Il discorso ovviamente cambia se passiamo alle categorie superiori. Nonostante ciò, Calciopoli ha fatto da spartiacque tra un pre che vedeva gli arbitri di Serie A retribuiti con un gettone da dieci milioni di lire (divenuti poi col cambio 5.164,57 euro), e un post da 3.400 euro (1.700 per una gara di B). Nell’estate del 2006 le cose sono cambiate nuovamente per volere di Luigi Agnolin, commissario dell’AIA. Oggi gli arbitri guadagnano 3.800 euro per ogni gara di Serie A, oltre a una parte fissa che varia a seconda dell’anzianità, internazionale o meno, e numero di gare.

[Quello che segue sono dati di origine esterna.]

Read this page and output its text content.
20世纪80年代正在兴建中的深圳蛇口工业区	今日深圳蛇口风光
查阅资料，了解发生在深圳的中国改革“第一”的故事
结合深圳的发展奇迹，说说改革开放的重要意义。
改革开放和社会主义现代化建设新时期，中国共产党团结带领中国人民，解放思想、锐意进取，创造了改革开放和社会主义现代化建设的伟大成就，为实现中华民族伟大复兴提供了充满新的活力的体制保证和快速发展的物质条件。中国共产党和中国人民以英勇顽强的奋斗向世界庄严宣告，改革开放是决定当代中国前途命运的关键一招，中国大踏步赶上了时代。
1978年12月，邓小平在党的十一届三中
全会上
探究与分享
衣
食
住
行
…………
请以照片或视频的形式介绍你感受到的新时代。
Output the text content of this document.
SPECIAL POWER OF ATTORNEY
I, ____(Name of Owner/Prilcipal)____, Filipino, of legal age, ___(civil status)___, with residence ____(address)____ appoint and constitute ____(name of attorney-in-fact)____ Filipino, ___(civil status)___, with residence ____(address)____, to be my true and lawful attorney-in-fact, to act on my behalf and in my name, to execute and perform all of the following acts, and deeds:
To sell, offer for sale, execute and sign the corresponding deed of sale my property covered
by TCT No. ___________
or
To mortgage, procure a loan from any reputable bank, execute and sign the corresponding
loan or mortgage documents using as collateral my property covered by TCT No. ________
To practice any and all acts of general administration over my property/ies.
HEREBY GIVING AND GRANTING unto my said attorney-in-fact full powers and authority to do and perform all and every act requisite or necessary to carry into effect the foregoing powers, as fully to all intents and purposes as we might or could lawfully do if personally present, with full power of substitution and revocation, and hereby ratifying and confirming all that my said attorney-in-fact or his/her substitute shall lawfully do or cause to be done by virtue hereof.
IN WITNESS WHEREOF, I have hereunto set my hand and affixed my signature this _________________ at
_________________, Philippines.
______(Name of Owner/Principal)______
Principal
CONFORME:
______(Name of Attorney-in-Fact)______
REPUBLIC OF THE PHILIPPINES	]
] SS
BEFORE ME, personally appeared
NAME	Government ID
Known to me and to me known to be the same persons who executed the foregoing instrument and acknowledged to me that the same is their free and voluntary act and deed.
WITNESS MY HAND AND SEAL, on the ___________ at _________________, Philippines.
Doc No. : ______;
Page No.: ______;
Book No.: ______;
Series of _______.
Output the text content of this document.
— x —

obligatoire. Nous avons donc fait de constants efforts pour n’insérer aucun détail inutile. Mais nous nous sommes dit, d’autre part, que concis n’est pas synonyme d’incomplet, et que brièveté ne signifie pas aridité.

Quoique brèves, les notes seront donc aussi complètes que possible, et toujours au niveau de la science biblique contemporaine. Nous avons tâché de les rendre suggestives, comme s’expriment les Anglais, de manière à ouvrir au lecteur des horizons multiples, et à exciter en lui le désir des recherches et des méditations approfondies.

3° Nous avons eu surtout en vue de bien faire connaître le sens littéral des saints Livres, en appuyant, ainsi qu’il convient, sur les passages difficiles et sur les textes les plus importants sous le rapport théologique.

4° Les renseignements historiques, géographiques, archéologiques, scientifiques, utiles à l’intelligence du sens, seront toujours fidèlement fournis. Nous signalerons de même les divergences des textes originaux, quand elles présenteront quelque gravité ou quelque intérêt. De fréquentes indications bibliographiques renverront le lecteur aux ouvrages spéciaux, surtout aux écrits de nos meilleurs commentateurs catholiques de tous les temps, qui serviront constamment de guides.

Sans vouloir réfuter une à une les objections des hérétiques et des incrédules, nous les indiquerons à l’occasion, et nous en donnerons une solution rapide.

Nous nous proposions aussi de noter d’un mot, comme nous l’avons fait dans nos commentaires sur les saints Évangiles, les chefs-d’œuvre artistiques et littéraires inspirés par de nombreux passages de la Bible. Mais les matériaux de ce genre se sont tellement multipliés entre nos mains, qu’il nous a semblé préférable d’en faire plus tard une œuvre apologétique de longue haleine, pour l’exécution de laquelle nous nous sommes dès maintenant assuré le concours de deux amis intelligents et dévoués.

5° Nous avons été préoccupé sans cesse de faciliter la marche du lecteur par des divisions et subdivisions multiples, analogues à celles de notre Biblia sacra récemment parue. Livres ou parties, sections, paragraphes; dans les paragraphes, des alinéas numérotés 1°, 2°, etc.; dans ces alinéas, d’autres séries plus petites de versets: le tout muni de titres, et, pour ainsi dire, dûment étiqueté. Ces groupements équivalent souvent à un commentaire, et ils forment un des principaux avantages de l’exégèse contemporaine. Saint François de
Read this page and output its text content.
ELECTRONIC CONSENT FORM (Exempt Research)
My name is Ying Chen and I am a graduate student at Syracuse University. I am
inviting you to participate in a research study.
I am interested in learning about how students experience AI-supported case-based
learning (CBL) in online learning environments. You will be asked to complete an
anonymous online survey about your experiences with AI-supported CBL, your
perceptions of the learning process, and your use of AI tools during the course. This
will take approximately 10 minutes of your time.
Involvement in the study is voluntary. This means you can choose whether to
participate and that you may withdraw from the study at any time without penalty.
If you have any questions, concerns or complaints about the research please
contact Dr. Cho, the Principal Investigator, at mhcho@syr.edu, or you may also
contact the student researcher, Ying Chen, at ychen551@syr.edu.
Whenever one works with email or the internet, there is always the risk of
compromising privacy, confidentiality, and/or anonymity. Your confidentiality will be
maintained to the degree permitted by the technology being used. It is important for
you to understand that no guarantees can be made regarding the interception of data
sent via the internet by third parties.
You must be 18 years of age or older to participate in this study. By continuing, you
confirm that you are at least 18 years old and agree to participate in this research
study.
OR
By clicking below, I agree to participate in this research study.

Per la precisione ogni arbitro promosso nella Commissione di Serie A riceve uno stipendio fisso di 30mila euro, che va ad aumentare di altri 10mila al raggiungimento dell’obiettivo di 25 presenze in una stagione. Coloro che vengono promossi alle gare internazionali maturano invece uno stipendio di 80mila euro. Gli arbitri che hanno fischiato in almeno 70 gare di A percepiscono 70mila euro.

I gettoni di presenza si vanno a sommare alla quota fissa, a cui gli internazionali possono anche aggiungere i gettoni per i match gestiti dall’Uefa, dove il tariffario è ancora più sostanzioso: 4.800 per ogni gara, 5.800 se riguarda la fase finale di una manifestazione.

Insomma un arbitro di Serie A può essere considerata una persona benestante, anche ricca se consideriamo che ai 200mila euro lordi che qualcuno all’apice della carriera raggiunge va sommata anche un’attività da libero professionista. Ma la carriera in ogni caso resta breve. Infatti nessuno dirige nella massima serie per più di un decennio, visto che a 45 anni il fischietto va appeso al chiodo. Una carriera in cui, è il caso di dirlo, uno su mille ce la fa.